Тео не осмеливался спросить. Из-за чувства вины перед ней за то, что он своими действиями разбил ее семью, он не мог спать по ночам. Поэтому он удивился, заметив, как на ее лице промелькнула улыбка; но также он заметил и ограниченную подвижность части мимических мышц – это был едва заметный паралич, не такой, как у Кларион, но все же отметина на всю жизнь в память о пережитом.
– Он обнял меня. Я такого с детства не помню, это было в первый раз с тех пор, как мама ушла от нас. Он обнял меня и заплакал. – В глазах у нее заблестели слезы, но она вдруг сделала резкий вдох и вновь превратилась в того задиристого бойца, в воительницу, в которую, собственно, и влюбился Тео. – Так что да, теперь наши отношения лучше, чем когда-либо.
Тео стоял, потупив взгляд.
– Ты рисковала всем, чтобы помочь мне спасти ее, – он коротко кивнул в сторону двери больничной палаты, – а я за все хорошее обвинял твоего отца…
Перебивая Тео, Клемми хлопнула его ладонью в грудь. Он поморщился – сломанные ребра болели до сих пор.

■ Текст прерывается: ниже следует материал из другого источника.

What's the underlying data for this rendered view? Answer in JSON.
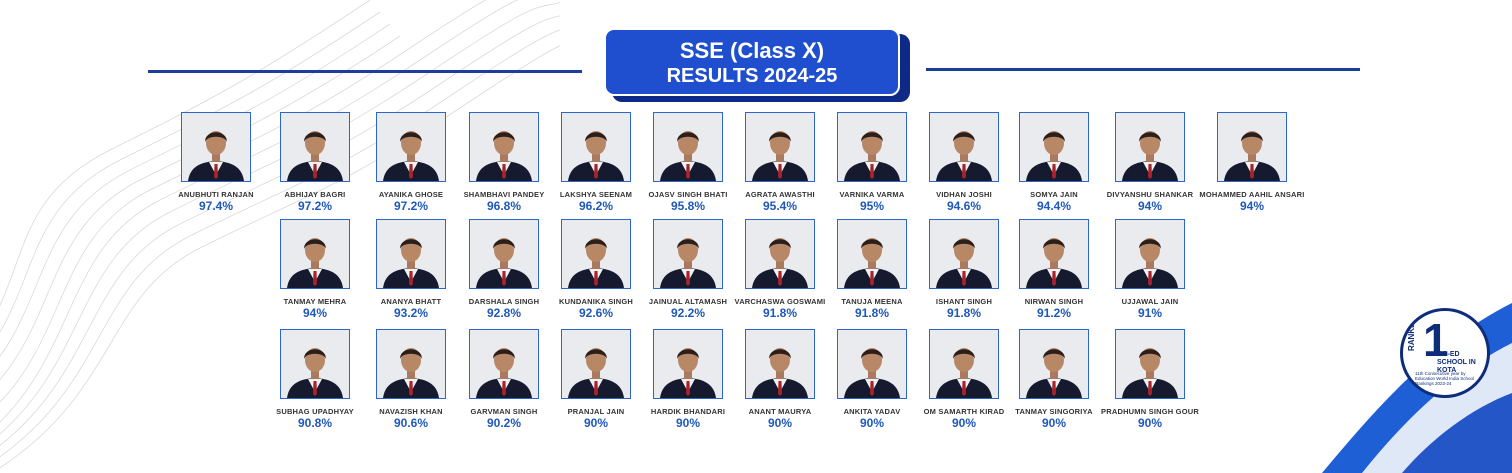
{
  "header": {
    "title_line1": "SSE (Class X)",
    "title_line2": "RESULTS 2024-25"
  },
  "badge": {
    "number": "1",
    "ranked": "RANKED",
    "main": "CO-ED SCHOOL IN KOTA",
    "small": "11th Consecutive year by Education World India School Rankings 2023-24"
  },
  "colors": {
    "accent": "#1f4fcf",
    "score": "#1f58b8",
    "navy": "#0d2d7a"
  },
  "students": [
    {
      "name": "ANUBHUTI RANJAN",
      "score": "97.4%"
    },
    {
      "name": "ABHIJAY BAGRI",
      "score": "97.2%"
    },
    {
      "name": "AYANIKA GHOSE",
      "score": "97.2%"
    },
    {
      "name": "SHAMBHAVI PANDEY",
      "score": "96.8%"
    },
    {
      "name": "LAKSHYA SEENAM",
      "score": "96.2%"
    },
    {
      "name": "OJASV SINGH BHATI",
      "score": "95.8%"
    },
    {
      "name": "AGRATA AWASTHI",
      "score": "95.4%"
    },
    {
      "name": "VARNIKA VARMA",
      "score": "95%"
    },
    {
      "name": "VIDHAN JOSHI",
      "score": "94.6%"
    },
    {
      "name": "SOMYA JAIN",
      "score": "94.4%"
    },
    {
      "name": "DIVYANSHU SHANKAR",
      "score": "94%"
    },
    {
      "name": "MOHAMMED AAHIL ANSARI",
      "score": "94%"
    },
    {
      "name": "TANMAY MEHRA",
      "score": "94%"
    },
    {
      "name": "ANANYA BHATT",
      "score": "93.2%"
    },
    {
      "name": "DARSHALA SINGH",
      "score": "92.8%"
    },
    {
      "name": "KUNDANIKA SINGH",
      "score": "92.6%"
    },
    {
      "name": "JAINUAL ALTAMASH",
      "score": "92.2%"
    },
    {
      "name": "VARCHASWA GOSWAMI",
      "score": "91.8%"
    },
    {
      "name": "TANUJA MEENA",
      "score": "91.8%"
    },
    {
      "name": "ISHANT SINGH",
      "score": "91.8%"
    },
    {
      "name": "NIRWAN SINGH",
      "score": "91.2%"
    },
    {
      "name": "UJJAWAL JAIN",
      "score": "91%"
    },
    {
      "name": "SUBHAG UPADHYAY",
      "score": "90.8%"
    },
    {
      "name": "NAVAZISH KHAN",
      "score": "90.6%"
    },
    {
      "name": "GARVMAN SINGH",
      "score": "90.2%"
    },
    {
      "name": "PRANJAL JAIN",
      "score": "90%"
    },
    {
      "name": "HARDIK BHANDARI",
      "score": "90%"
    },
    {
      "name": "ANANT MAURYA",
      "score": "90%"
    },
    {
      "name": "ANKITA YADAV",
      "score": "90%"
    },
    {
      "name": "OM SAMARTH KIRAD",
      "score": "90%"
    },
    {
      "name": "TANMAY SINGORIYA",
      "score": "90%"
    },
    {
      "name": "PRADHUMN SINGH GOUR",
      "score": "90%"
    }
  ]
}
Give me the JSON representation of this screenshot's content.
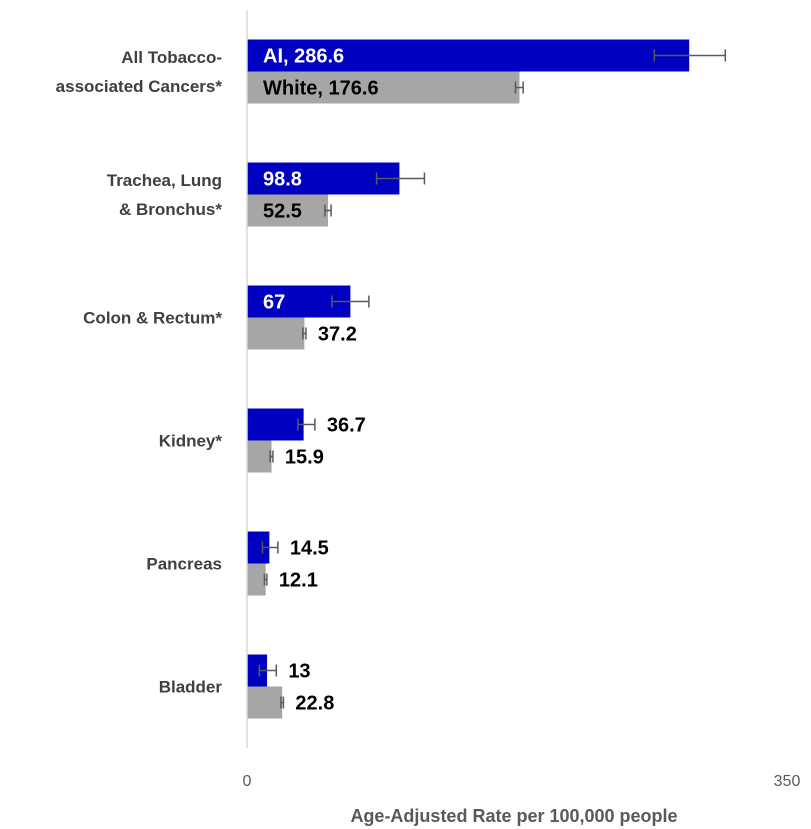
{
  "chart_data": {
    "type": "bar",
    "orientation": "horizontal",
    "categories": [
      "All Tobacco-associated Cancers*",
      "Trachea, Lung & Bronchus*",
      "Colon & Rectum*",
      "Kidney*",
      "Pancreas",
      "Bladder"
    ],
    "category_lines": [
      [
        "All Tobacco-",
        "associated Cancers*"
      ],
      [
        "Trachea, Lung",
        "& Bronchus*"
      ],
      [
        "Colon & Rectum*"
      ],
      [
        "Kidney*"
      ],
      [
        "Pancreas"
      ],
      [
        "Bladder"
      ]
    ],
    "series": [
      {
        "name": "AI",
        "color": "#0000c0",
        "values": [
          286.6,
          98.8,
          67,
          36.7,
          14.5,
          13
        ],
        "error_low": [
          264,
          84,
          55,
          33,
          10,
          8
        ],
        "error_high": [
          310,
          115,
          79,
          44,
          20,
          19
        ],
        "labels": [
          "AI, 286.6",
          "98.8",
          "67",
          "36.7",
          "14.5",
          "13"
        ]
      },
      {
        "name": "White",
        "color": "#a6a6a6",
        "values": [
          176.6,
          52.5,
          37.2,
          15.9,
          12.1,
          22.8
        ],
        "error_low": [
          174,
          50.5,
          36.2,
          15,
          11.3,
          22
        ],
        "error_high": [
          179,
          54.5,
          38.2,
          16.8,
          12.9,
          23.6
        ],
        "labels": [
          "White, 176.6",
          "52.5",
          "37.2",
          "15.9",
          "12.1",
          "22.8"
        ]
      }
    ],
    "title": "",
    "xlabel": "Age-Adjusted Rate per 100,000 people",
    "ylabel": "",
    "xlim": [
      0,
      350
    ],
    "tick_labels": [
      "0",
      "350"
    ],
    "grid": false,
    "legend": "none"
  }
}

– Вот тут можешь сделать паузу, дурачок. Я ведь и сама думала так же. И никак не подозревала нашу мадам Стерву Стервозную. – Она тоже опустила взгляд в пол, сердито уставившись на свои кроссовки. – Только я до сих пор не могу решить, что для меня хуже: то, что она оказалась преступницей, членом банды, надругавшейся над всеми этими людьми, или что она изменяла моему отцу с Левински. – Перехватив взгляд Тео, она закатила глаза. – Ну хорошо, я, конечно, знаю, что хуже…
Тео переминался с ноги на ногу.
– Без тебя тут будет тихо и спокойно, – наконец произнес он. – Нет, не тихо. Просто будет меньше стрельбы и бегств под пулями, когда реально могут убить. Я буду скучать по нашим бешеным гонкам на твоем байке вдоль реки. – Это вызвало у Клемми смех, и он тоже улыбнулся. – Поговаривают, что правительство готово оплатить мамино лечение. Так что со мной, по крайней мере, все ясно – я возвращаюсь в «Сингер». Вау… – Он саркастическим триумфальным жестом вскинул кулак вверх.
Клемми задумчиво подняла глаза в потолок.
– Я подумала, что, может, задержусь тут подольше. Я попросила академический отпуск на год. Могу даже перевестись – здесь есть вполне приличный универ. – Их взгляды встретились. – А еще я подумала, что это будет безответственно с моей стороны – бросать тебя тут одного.
Тео взял ее за руки и с облегчением вздохнул, когда она не вырвалась.
– А я-то считал, что это за тобой нужно следить и приглядывать.
Клемми ухмыльнулась:
– Ты рассуждаешь обо мне как о какой-то культуре, выращенной в пробирке. О плесени или, может быть, грибке.
Тео привлек ее к себе, и они уперлись лбами.
– Грибок, говоришь?
– Ну да. – Она обхватила его руками за шею. – А эта твоя милая шепелявость… ты знаешь, это даже пикантно.
Теперь уже она привлекла его к себе для долгого крепкого поцелуя.
Этот поцелуй, несомненно, был намного лучше виртуального. Возможно, в Реальности все-таки тоже есть что-то такое, ради чего стоит дерзать и стараться не упустить свой шанс.